A total of 458 inactive IHCs who were enrolled at Beijing You’an Hospital, Capital Medical University, between January 2008 and February 2023 were included in this study. All participants received once-weekly subcutaneous injections of PEG-IFNα-2b, and clinical outcomes were retrospectively analyzed in the entire cohort. B-cell phenotyping was performed in a subset of 36 patients (21 with HBsAg clearance and 15 without) to assess the frequencies of PD-1⁺ and IgG⁺ B-cell subsets, including total B cells, plasmablasts, naïve B cells, immature B cells, and memory B cells.
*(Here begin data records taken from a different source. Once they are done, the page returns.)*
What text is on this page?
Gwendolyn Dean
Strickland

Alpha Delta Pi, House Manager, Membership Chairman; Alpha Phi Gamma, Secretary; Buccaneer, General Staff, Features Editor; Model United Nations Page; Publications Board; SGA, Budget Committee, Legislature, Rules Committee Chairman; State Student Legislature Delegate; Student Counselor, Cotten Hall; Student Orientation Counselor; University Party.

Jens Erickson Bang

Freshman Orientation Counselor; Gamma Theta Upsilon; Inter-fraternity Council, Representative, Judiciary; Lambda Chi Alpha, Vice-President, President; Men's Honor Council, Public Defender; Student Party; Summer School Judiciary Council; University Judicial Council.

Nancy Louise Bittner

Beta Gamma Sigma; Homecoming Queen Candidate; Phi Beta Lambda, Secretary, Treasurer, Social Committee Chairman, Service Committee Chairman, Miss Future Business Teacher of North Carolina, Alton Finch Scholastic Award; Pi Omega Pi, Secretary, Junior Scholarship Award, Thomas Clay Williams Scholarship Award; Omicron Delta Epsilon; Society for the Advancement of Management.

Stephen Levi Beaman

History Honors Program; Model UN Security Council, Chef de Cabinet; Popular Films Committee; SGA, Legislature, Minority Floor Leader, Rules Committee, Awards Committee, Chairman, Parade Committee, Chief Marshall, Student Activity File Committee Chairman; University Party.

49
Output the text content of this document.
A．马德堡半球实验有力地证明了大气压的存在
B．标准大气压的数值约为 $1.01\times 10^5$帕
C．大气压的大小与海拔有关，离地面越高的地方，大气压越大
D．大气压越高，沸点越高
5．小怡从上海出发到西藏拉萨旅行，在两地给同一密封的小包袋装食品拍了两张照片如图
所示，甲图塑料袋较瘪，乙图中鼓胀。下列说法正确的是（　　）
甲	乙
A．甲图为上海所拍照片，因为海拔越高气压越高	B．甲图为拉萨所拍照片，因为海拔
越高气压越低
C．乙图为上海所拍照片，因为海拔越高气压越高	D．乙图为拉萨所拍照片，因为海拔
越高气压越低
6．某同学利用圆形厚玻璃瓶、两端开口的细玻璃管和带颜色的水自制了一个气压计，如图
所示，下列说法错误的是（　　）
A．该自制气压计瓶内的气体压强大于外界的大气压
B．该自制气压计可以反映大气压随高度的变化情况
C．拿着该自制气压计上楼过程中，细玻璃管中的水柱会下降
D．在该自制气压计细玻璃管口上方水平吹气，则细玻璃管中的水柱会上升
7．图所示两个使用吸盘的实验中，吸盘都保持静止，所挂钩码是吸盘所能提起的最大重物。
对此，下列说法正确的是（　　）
These assessments were conducted at baseline and at weeks 12 and 24 of treatment.

Results

Clinical cure rates were 15.98% at week 24 and 28.27% at week 48 of PEG-IFN therapy. At week 24, the frequency of PD-1⁺ total B cells was significantly lower in the C group than in the NC group (0.63% vs. 1.61%, P = 0.037). The proportion of IgG⁺ plasmablasts was significantly higher in the C group compared to the NC group (10% vs. 5.5%, P = 0.016).

Conclusion

IHCs who achieved HBsAg clearance under PEG-IFN therapy had lower PD-1⁺ total B-cell frequencies and relatively higher proportions of IgG⁺ plasmablasts than those without clearance. These findings show limited observational differences in PD-1⁺ B-cell and IgG⁺ plasmablast frequencies between groups, which may be associated with clinical cure, but the biological implications remain uncertain and warrant confirmation in larger mechanistic studies.